The physician projections reviewed demonstrate that Korea considers a moderate number of demand and supply indicators, utilizing the most training indicators compared to other countries. However, it would be optimal to implement diverse indicators from the need and skill mix variables, particularly to predict how the enactment of essential medical policy packages will affect the next demand-supply projections. As almost all Koreans are enrolled in the national health insurance program, medical benefit claims (Taiwan) and the severity of service (Japan) are good variables to consider in the projection.
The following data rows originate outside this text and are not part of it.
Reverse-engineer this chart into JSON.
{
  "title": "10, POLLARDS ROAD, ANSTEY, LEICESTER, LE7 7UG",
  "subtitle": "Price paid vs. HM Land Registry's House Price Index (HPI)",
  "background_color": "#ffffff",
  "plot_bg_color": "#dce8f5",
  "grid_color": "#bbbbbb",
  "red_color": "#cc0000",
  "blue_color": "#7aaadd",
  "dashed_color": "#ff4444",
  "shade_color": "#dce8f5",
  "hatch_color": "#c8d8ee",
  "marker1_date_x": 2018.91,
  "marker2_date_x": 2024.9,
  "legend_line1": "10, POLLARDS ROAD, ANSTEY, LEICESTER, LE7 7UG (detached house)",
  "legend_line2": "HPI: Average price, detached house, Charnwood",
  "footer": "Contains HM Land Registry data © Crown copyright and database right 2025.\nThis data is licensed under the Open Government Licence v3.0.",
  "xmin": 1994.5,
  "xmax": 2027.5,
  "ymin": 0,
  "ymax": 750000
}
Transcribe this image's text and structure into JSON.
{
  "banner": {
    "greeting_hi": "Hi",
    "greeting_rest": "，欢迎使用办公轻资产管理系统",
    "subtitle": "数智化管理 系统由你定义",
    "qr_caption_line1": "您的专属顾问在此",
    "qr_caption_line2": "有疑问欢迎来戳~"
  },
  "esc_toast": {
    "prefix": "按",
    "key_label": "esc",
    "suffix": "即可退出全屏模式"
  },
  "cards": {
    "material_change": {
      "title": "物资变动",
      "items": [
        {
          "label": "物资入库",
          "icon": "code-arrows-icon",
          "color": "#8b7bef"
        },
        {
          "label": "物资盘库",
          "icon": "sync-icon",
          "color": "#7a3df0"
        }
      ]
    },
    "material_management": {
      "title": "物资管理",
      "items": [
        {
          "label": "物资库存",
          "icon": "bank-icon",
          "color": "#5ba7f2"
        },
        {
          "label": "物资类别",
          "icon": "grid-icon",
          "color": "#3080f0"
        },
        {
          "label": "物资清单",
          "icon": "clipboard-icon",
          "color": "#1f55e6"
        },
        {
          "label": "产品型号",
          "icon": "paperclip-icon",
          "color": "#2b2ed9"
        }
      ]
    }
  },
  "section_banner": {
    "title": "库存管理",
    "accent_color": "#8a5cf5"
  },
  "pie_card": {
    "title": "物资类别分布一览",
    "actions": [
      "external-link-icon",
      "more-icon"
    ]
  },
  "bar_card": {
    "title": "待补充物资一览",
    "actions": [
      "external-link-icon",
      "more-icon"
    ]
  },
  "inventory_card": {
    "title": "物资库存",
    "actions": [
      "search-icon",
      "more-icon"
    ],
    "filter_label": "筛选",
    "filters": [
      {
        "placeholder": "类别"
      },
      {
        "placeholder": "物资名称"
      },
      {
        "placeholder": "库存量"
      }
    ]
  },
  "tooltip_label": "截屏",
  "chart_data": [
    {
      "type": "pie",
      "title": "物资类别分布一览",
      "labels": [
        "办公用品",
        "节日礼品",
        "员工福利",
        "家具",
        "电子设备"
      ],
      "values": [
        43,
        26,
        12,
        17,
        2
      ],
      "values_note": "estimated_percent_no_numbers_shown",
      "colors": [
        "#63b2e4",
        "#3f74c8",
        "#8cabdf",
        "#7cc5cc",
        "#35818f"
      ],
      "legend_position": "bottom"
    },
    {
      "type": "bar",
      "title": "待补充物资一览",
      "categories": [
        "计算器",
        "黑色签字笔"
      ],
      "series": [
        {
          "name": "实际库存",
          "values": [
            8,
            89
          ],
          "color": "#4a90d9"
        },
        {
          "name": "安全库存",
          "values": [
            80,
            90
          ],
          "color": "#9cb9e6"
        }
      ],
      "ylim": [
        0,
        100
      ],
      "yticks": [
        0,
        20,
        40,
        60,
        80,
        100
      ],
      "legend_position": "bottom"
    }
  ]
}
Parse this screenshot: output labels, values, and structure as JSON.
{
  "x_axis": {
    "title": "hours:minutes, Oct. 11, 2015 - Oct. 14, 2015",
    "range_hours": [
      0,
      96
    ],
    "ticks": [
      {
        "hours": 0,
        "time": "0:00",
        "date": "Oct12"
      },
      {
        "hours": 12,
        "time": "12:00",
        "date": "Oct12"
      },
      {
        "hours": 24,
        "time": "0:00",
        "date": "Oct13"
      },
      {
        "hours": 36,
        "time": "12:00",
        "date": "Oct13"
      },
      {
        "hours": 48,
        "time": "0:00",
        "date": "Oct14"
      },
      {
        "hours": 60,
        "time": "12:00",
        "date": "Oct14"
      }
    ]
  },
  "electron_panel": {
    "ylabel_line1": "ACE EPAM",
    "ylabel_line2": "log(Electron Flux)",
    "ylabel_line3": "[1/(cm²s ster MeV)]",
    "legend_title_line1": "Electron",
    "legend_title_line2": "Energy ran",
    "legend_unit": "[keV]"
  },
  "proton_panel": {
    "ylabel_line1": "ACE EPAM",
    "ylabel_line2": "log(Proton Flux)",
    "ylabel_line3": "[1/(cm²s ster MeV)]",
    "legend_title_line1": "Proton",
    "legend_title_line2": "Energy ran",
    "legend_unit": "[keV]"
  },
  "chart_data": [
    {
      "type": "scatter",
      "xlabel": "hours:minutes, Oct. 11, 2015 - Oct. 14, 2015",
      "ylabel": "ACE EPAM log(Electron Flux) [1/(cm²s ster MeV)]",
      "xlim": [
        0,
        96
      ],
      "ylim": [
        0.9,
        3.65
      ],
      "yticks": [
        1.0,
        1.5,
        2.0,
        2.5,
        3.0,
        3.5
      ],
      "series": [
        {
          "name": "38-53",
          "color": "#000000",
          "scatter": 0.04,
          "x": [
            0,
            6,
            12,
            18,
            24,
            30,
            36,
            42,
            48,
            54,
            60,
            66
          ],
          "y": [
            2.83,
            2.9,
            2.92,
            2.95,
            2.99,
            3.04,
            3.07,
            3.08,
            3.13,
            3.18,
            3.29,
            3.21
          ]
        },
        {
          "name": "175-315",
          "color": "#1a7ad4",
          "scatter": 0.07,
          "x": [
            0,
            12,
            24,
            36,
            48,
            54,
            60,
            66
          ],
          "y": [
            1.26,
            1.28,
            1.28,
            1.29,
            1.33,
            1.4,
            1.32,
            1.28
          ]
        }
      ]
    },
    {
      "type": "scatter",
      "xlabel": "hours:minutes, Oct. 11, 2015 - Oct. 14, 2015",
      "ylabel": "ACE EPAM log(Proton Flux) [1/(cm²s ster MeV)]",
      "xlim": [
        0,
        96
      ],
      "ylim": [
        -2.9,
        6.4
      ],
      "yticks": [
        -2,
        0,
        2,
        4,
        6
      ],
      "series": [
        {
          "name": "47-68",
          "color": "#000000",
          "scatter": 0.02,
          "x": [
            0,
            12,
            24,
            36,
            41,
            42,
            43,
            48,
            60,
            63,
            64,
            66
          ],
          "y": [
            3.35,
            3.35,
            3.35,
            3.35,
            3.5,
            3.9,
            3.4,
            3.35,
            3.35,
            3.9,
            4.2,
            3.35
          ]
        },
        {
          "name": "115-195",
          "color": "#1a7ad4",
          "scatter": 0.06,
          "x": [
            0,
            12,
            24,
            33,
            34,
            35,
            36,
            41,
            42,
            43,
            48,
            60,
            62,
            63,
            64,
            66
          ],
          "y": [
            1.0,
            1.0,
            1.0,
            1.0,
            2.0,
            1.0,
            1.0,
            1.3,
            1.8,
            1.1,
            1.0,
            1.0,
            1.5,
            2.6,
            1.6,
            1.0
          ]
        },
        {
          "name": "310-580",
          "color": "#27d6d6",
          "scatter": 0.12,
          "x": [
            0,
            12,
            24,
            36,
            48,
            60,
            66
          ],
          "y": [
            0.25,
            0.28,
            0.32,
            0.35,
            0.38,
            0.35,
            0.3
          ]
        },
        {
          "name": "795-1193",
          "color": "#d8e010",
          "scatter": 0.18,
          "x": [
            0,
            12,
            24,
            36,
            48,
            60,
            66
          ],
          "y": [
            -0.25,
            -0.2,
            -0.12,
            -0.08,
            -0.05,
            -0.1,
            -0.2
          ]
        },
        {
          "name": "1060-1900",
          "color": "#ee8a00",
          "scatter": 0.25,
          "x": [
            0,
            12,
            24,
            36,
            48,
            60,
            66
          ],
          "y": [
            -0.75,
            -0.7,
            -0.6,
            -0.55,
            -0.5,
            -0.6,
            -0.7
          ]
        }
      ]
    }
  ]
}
Among the countries investigated, Taiwan and Japan experience issues similar to those in South Korea concerning primary care having a weak gatekeeping role and providing easier access to secondary and tertiary medical institutions [
32,
33]. In contrast, primary care in the USA is mostly provided by primary care physicians, nurse practitioners (NPs), and PAs who work closely with professionals such as community health workers, health coaches, and certified nurse-midwives [
2]. The rapid growth of non-physician healthcare professionals and team-based primary care has contributed significantly to primary care in the USA [
34]. Singapore has clear boundaries for primary care provided by a network of outpatient polyclinics and clinics run by general practitioners (GPs) [
35]. Approximately 80% of primary care demands are met by GPs [
3]. Hence, considering these differences in primary care settings, it is recommended that Korea observe and refer to physician projections from Taiwan and Japan, especially since they have a fast-aging population similar to Korea, who will need more primary care; over 20% of the population in Taiwan and Korea [
36,
37] one in three citizens in Japan [
38] would be over 65 years of age by 2025. It is also suggested that Korea refer to primary care models from Singapore and the USA and consider the inclusion of more indicators from these two countries in the future. For example, the U.S. Bureau of Health Workforce accounts for the number of PAs and NPs in their demand and supply projections for primary care physicians [
39]. Identifying medical positions similar to PAs and NPs in South Korea and predicting their supply will be important indicators in primary care physician projections.